27 November, 2007

Just what is an Islamic car?

Malaysian national car maker Proton plans to team up with companies in Iran and Turkey to produce "Islamic cars" for the global market

Proposed by Iran, the collaboration would include installing features in automobiles such as a compass to determine the direction of Mecca for prayers, and compartments for storing the Quran and head scarves.

"What they (Iran) want to do is to call that an Islamic car. We will identify a car that we can develop and produce it in Malaysia, Iran or Turkey. For Proton, we are more than happy because we have products that we can share," said Syed Zainal Abidin Syed Mohamed Tahir, the chief executive of Proton.

Just what is an Islamic car?

The term ‘Islamic’ betrays an activity (amalan), one that is derived from the fundamental elements of the world view of Islam and it is not something indicative of ritual appearance. It refers to an activity or action and by necessity an actor.

IT WAS another Sunday morning. It had been raining the night before and it was still raining the following morning. The sky was still overcast; the sun had not been seen for days.

Not exactly the kind of welcome to the day; certainly not the kind of day that could put one in a cheerful mood. So already my temperament, much like the weather, was indecisive.

It would not take much of an impetus to decide the mood my temperance would follow. I decided, perhaps due to a spell of fleeting boredom, to read the newspaper, and that’s when it happened.

I went from being wilfully undecided to angry and insulted. But you may ask, what could have caused this sudden swing in temperament?

That which caused me to become angry and insulted was an article on Proton's “Islamic car” concept.

Reporting from Tehran, the national news agency Bernama said that, “Malaysia, together with Iran and Turkey plans to produce ‘Islamic cars’ for the global market.”

This of course was according to Proton Holdings Bhd managing director Datuk Syed Zainal Abidin Syed Mohamed Tahir. He however, did not claim the proposal was his idea, rather, according to the report the idea was mooted by Iran.

The cars are apparently “expected to have Islamic features such as the compass kiblat reading and compartments for keeping the Quran and scarves.”

A complete perusal of the article betrays the fact that the focus was not on making a car “Islamic”, but rather on using the term “Islamic” as an advertising tool purely for economic gain.

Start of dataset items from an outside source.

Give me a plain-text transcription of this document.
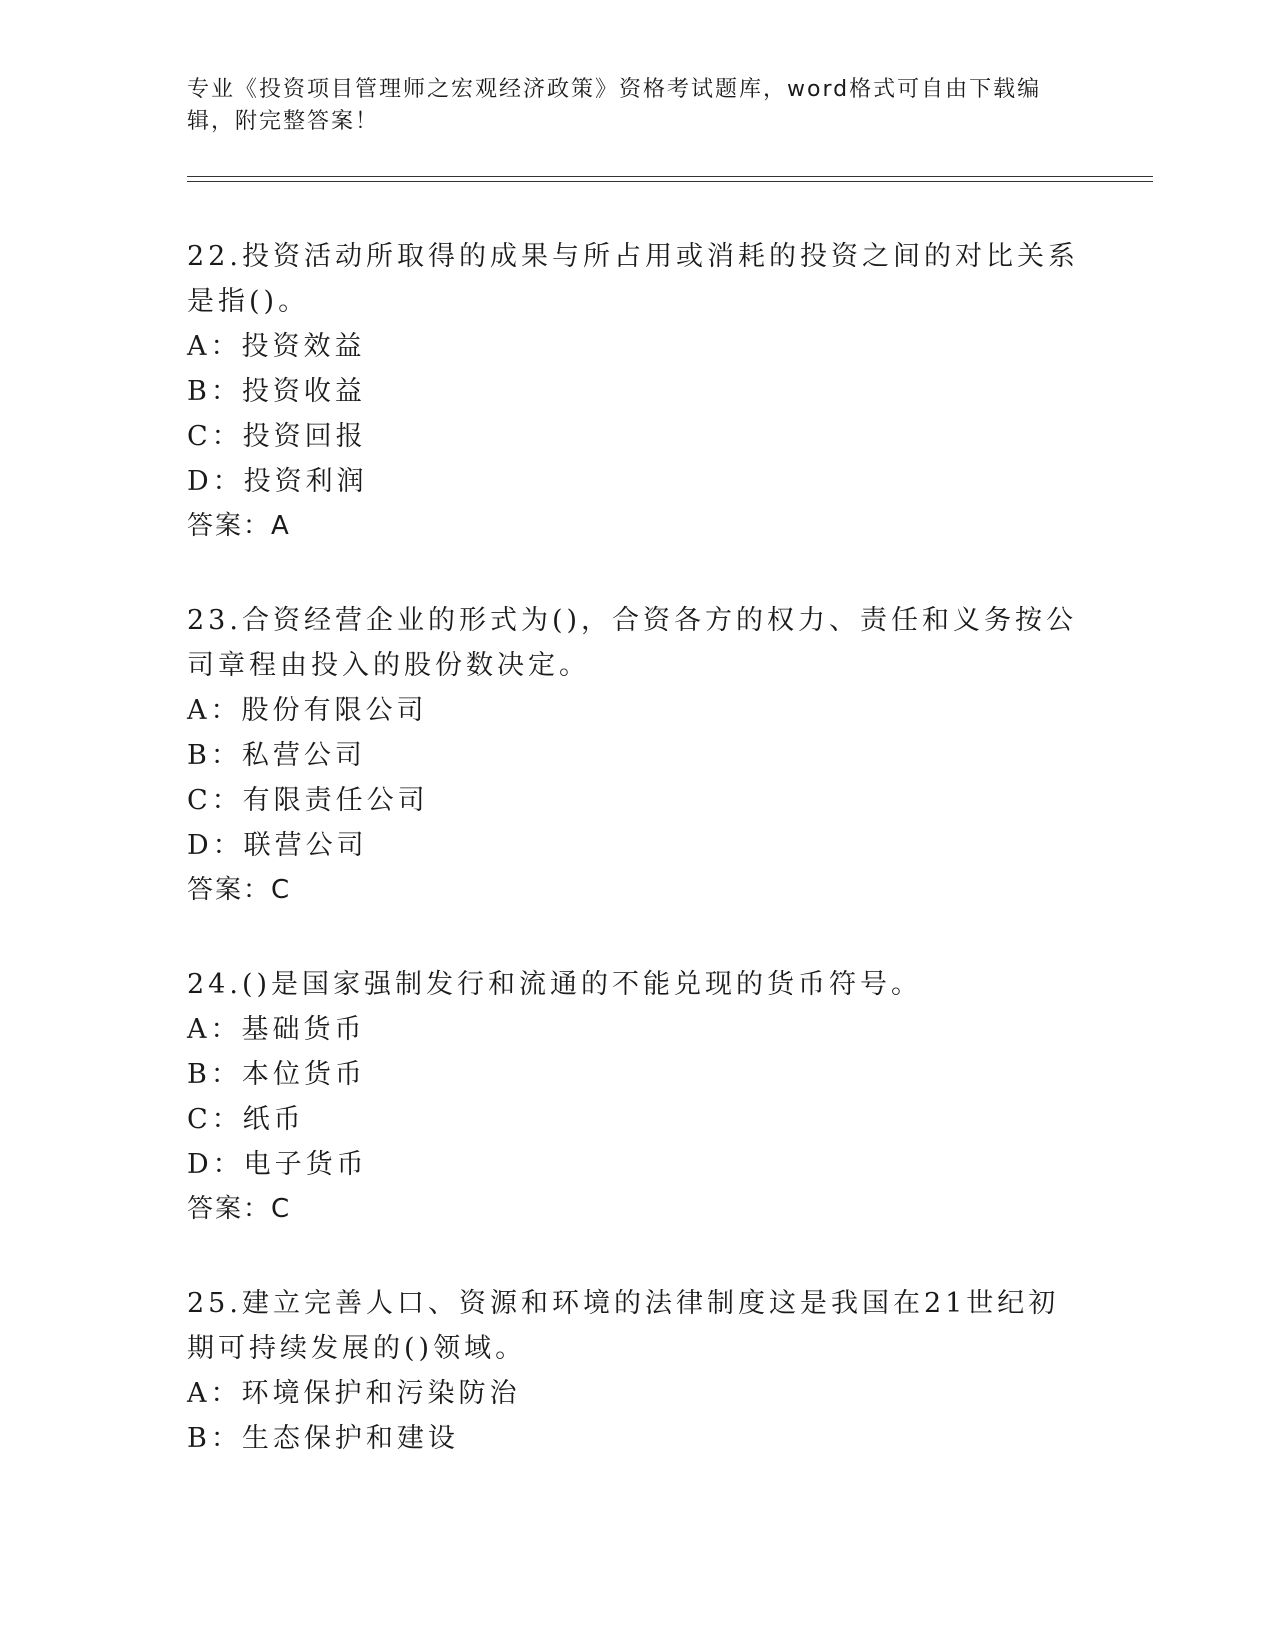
专业《投资项目管理师之宏观经济政策》资格考试题库，word格式可自由下载编
辑，附完整答案！
22.投资活动所取得的成果与所占用或消耗的投资之间的对比关系是指()。
A：投资效益
B：投资收益
C：投资回报
D：投资利润
答案：A
23.合资经营企业的形式为()，合资各方的权力、责任和义务按公司章程由投入的股份数决定。
A：股份有限公司
B：私营公司
C：有限责任公司
D：联营公司
答案：C
24.()是国家强制发行和流通的不能兑现的货币符号。
A：基础货币
B：本位货币
C：纸币
D：电子货币
答案：C
25.建立完善人口、资源和环境的法律制度这是我国在21世纪初期可持续发展的()领域。
A：环境保护和污染防治
B：生态保护和建设
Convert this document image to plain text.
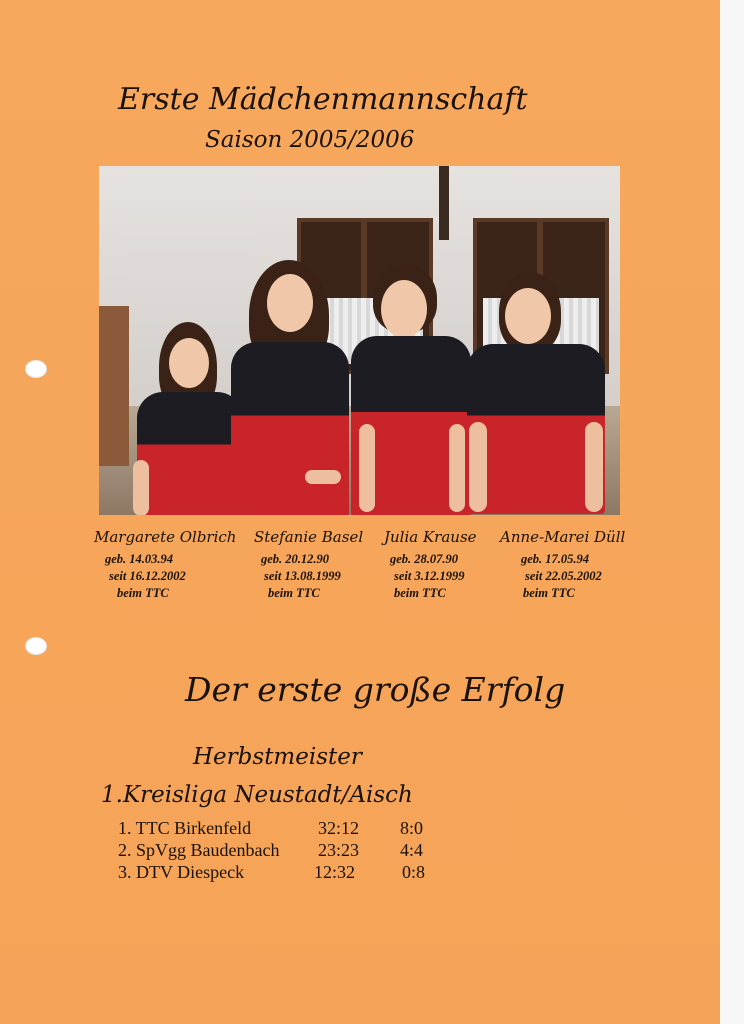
Erste Mädchenmannschaft
Saison 2005/2006
Margarete Olbrich
geb. 14.03.94
seit 16.12.2002
beim TTC
Stefanie Basel
geb. 20.12.90
seit 13.08.1999
beim TTC
Julia Krause
geb. 28.07.90
seit 3.12.1999
beim TTC
Anne-Marei Düll
geb. 17.05.94
seit 22.05.2002
beim TTC
Der erste große Erfolg
Herbstmeister
1.Kreisliga Neustadt/Aisch
1. TTC Birkenfeld	32:12 8:0
2. SpVgg Baudenbach 23:23 4:4
3. DTV Diespeck	12:32	0:8
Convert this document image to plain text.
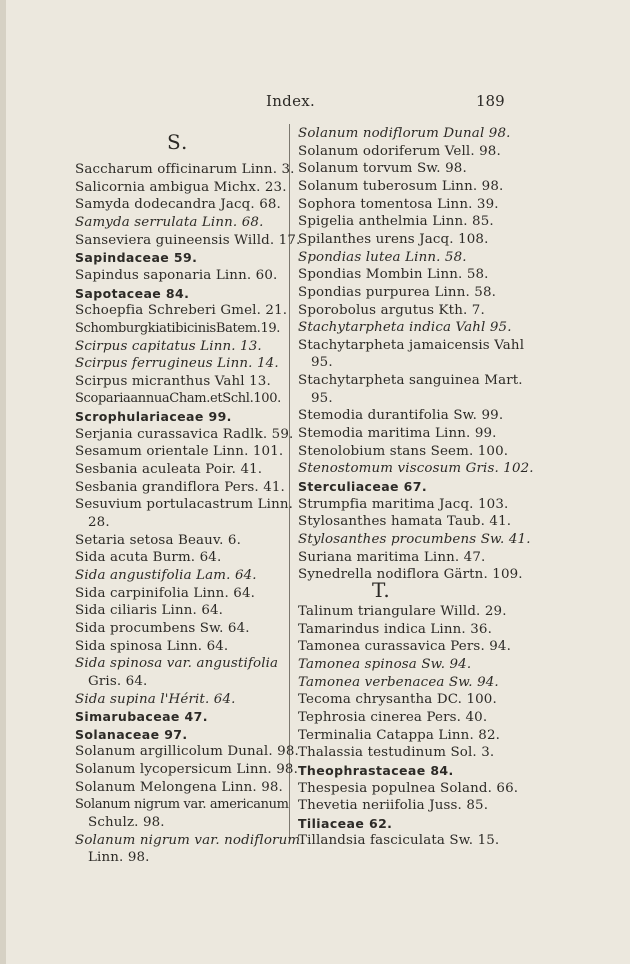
Index.	189
S.
Saccharum officinarum Linn. 3.
Salicornia ambigua Michx. 23.
Samyda dodecandra Jacq. 68.
Samyda serrulata Linn. 68.
Sanseviera guineensis Willd. 17.
Sapindaceae 59.
Sapindus saponaria Linn. 60.
Sapotaceae 84.
Schoepfia Schreberi Gmel. 21.
SchomburgkiatibicinisBatem.19.
Scirpus capitatus Linn. 13.
Scirpus ferrugineus Linn. 14.
Scirpus micranthus Vahl 13.
ScopariaannuaCham.etSchl.100.
Scrophulariaceae 99.
Serjania curassavica Radlk. 59.
Sesamum orientale Linn. 101.
Sesbania aculeata Poir. 41.
Sesbania grandiflora Pers. 41.
Sesuvium portulacastrum Linn.
28.
Setaria setosa Beauv. 6.
Sida acuta Burm. 64.
Sida angustifolia Lam. 64.
Sida carpinifolia Linn. 64.
Sida ciliaris Linn. 64.
Sida procumbens Sw. 64.
Sida spinosa Linn. 64.
Sida spinosa var. angustifolia
Gris. 64.
Sida supina l'Hérit. 64.
Simarubaceae 47.
Solanaceae 97.
Solanum argillicolum Dunal. 98.
Solanum lycopersicum Linn. 98.
Solanum Melongena Linn. 98.
Solanum nigrum var. americanum
Schulz. 98.
Solanum nigrum var. nodiflorum
Linn. 98.
Solanum nodiflorum Dunal 98.
Solanum odoriferum Vell. 98.
Solanum torvum Sw. 98.
Solanum tuberosum Linn. 98.
Sophora tomentosa Linn. 39.
Spigelia anthelmia Linn. 85.
Spilanthes urens Jacq. 108.
Spondias lutea Linn. 58.
Spondias Mombin Linn. 58.
Spondias purpurea Linn. 58.
Sporobolus argutus Kth. 7.
Stachytarpheta indica Vahl 95.
Stachytarpheta jamaicensis Vahl
95.
Stachytarpheta sanguinea Mart.
95.
Stemodia durantifolia Sw. 99.
Stemodia maritima Linn. 99.
Stenolobium stans Seem. 100.
Stenostomum viscosum Gris. 102.
Sterculiaceae 67.
Strumpfia maritima Jacq. 103.
Stylosanthes hamata Taub. 41.
Stylosanthes procumbens Sw. 41.
Suriana maritima Linn. 47.
Synedrella nodiflora Gärtn. 109.
T.
Talinum triangulare Willd. 29.
Tamarindus indica Linn. 36.
Tamonea curassavica Pers. 94.
Tamonea spinosa Sw. 94.
Tamonea verbenacea Sw. 94.
Tecoma chrysantha DC. 100.
Tephrosia cinerea Pers. 40.
Terminalia Catappa Linn. 82.
Thalassia testudinum Sol. 3.
Theophrastaceae 84.
Thespesia populnea Soland. 66.
Thevetia neriifolia Juss. 85.
Tiliaceae 62.
Tillandsia fasciculata Sw. 15.
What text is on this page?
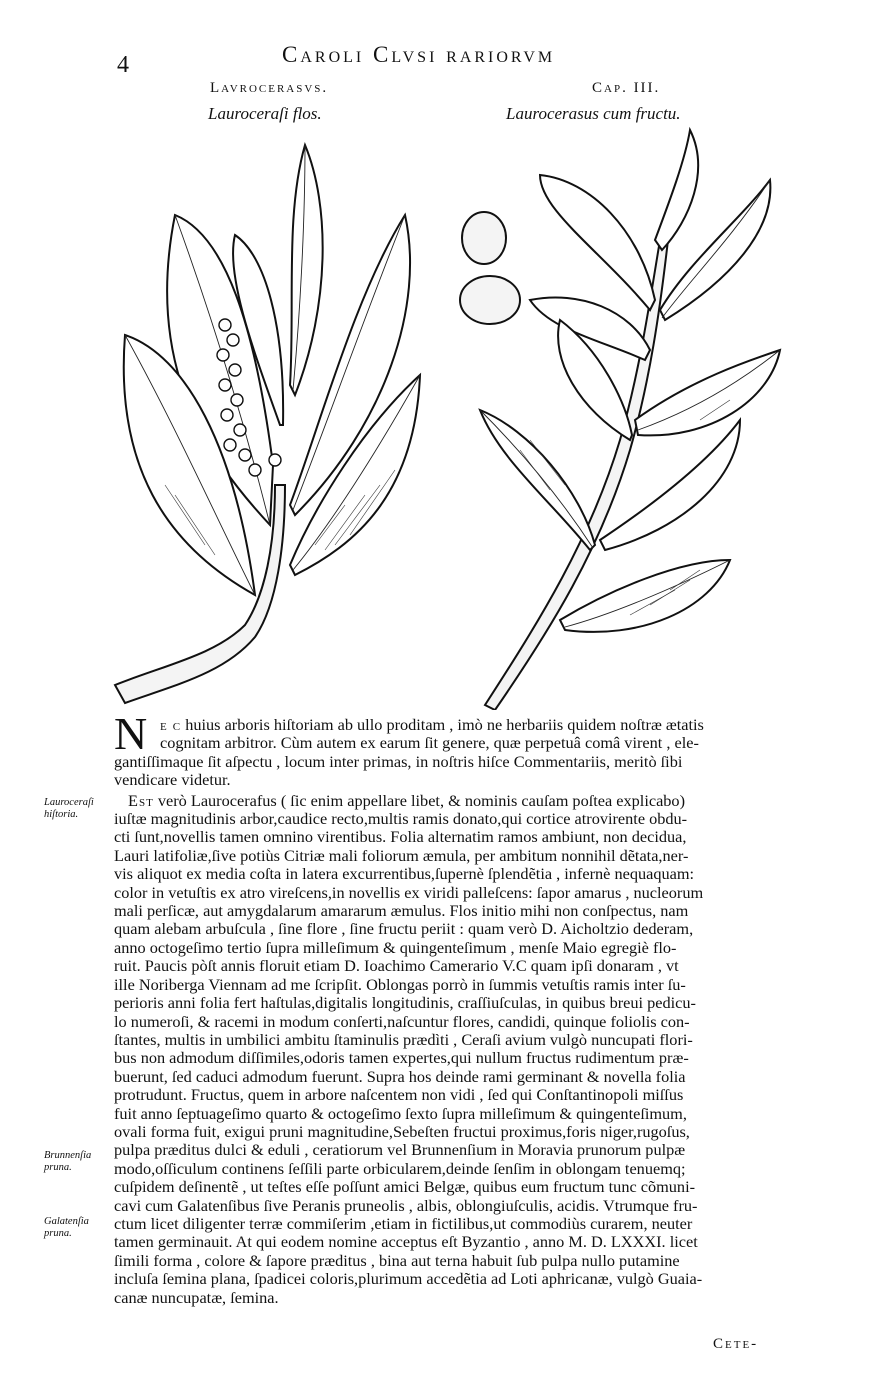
4	Caroli Clvsi rariorvm
Lavrocerasvs.	Cap. III.
Lauroceraſi flos.	Laurocerasus cum fructu.
N e c huius arboris hiſtoriam ab ullo proditam , imò ne herbariis quidem noſtræ ætatis
cognitam arbitror. Cùm autem ex earum ſit genere, quæ perpetuâ comâ virent , ele-
gantiſſimaque ſit aſpectu , locum inter primas, in noſtris hiſce Commentariis, meritò ſibi
vendicare videtur.
Est verò Laurocerafus ( ſic enim appellare libet, & nominis cauſam poſtea explicabo)
iuſtæ magnitudinis arbor,caudice recto,multis ramis donato,qui cortice atrovirente obdu-
cti ſunt,novellis tamen omnino virentibus. Folia alternatim ramos ambiunt, non decidua,
Lauri latifoliæ,ſive potiùs Citriæ mali foliorum æmula, per ambitum nonnihil dẽtata,ner-
vis aliquot ex media coſta in latera excurrentibus,ſupernè ſplendẽtia , infernè nequaquam:
color in vetuſtis ex atro vireſcens,in novellis ex viridi palleſcens: ſapor amarus , nucleorum
mali perſicæ, aut amygdalarum amararum æmulus. Flos initio mihi non conſpectus, nam
quam alebam arbuſcula , ſine flore , ſine fructu periit : quam verò D. Aicholtzio dederam,
anno octogeſimo tertio ſupra milleſimum & quingenteſimum , menſe Maio egregiè flo-
ruit. Paucis pòſt annis floruit etiam D. Ioachimo Camerario V.C quam ipſi donaram , vt
ille Noriberga Viennam ad me ſcripſit. Oblongas porrò in ſummis vetuſtis ramis inter ſu-
perioris anni folia fert haſtulas,digitalis longitudinis, craſſiuſculas, in quibus breui pedicu-
lo numeroſi, & racemi in modum conſerti,naſcuntur flores, candidi, quinque foliolis con-
ſtantes, multis in umbilici ambitu ſtaminulis prædìti , Ceraſi avium vulgò nuncupati flori-
bus non admodum diſſimiles,odoris tamen expertes,qui nullum fructus rudimentum præ-
buerunt, ſed caduci admodum fuerunt. Supra hos deinde rami germinant & novella folia
protrudunt. Fructus, quem in arbore naſcentem non vidi , ſed qui Conſtantinopoli miſſus
fuit anno ſeptuageſimo quarto & octogeſimo ſexto ſupra milleſimum & quingenteſimum,
ovali forma fuit, exigui pruni magnitudine,Sebeſten fructui proximus,foris niger,rugoſus,
pulpa præditus dulci & eduli , ceratiorum vel Brunnenſium in Moravia prunorum pulpæ
modo,oſſiculum continens ſeſſili parte orbicularem,deinde ſenſim in oblongam tenuemq;
cuſpidem deſinentẽ , ut teſtes eſſe poſſunt amici Belgæ, quibus eum fructum tunc cõmuni-
cavi cum Galatenſibus ſive Peranis pruneolis , albis, oblongiuſculis, acidis. Vtrumque fru-
ctum licet diligenter terræ commiſerim ,etiam in fictilibus,ut commodiùs curarem, neuter
tamen germinauit. At qui eodem nomine acceptus eſt Byzantio , anno M. D. LXXXI. licet
ſimili forma , colore & ſapore præditus , bina aut terna habuit ſub pulpa nullo putamine
incluſa ſemina plana, ſpadicei coloris,plurimum accedẽtia ad Loti aphricanæ, vulgò Guaia-
canæ nuncupatæ, ſemina.
Lauroceraſi hiſtoria.
Brunnenſia pruna.
Galatenſia pruna.
Cete-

The article quoted the managing director of Proton Holdings Bhd as having said that “the car will have all the Islamic features”, a statement which assumes he knows what the term “Islamic” means, and what those features are that make a car Islamic.

Is he correct? Does he indeed know what the term “Islamic” conveys? The term “Islamic”, contrary to popular modernist belief, is not something indicative of ritual appearance.

In truth, the term “Islamic” betrays an activity (amalan), one that is derived from the fundamental elements of the worldview of Islam. As such it necessarily requires an actor (pengamal). As far as the article is concerned, the term “Islamic” refers primarily to the features associated with an inanimate object, one that by definition is devoid of an actor and by virtue of which cannot act (mengamal).

Why is this so? Clearly by virtue of the fact that we have said earlier that the term “Islamic” refers to an activity or action and by necessity an actor, logically then there must be a system of laws governing that action, namely the syariah.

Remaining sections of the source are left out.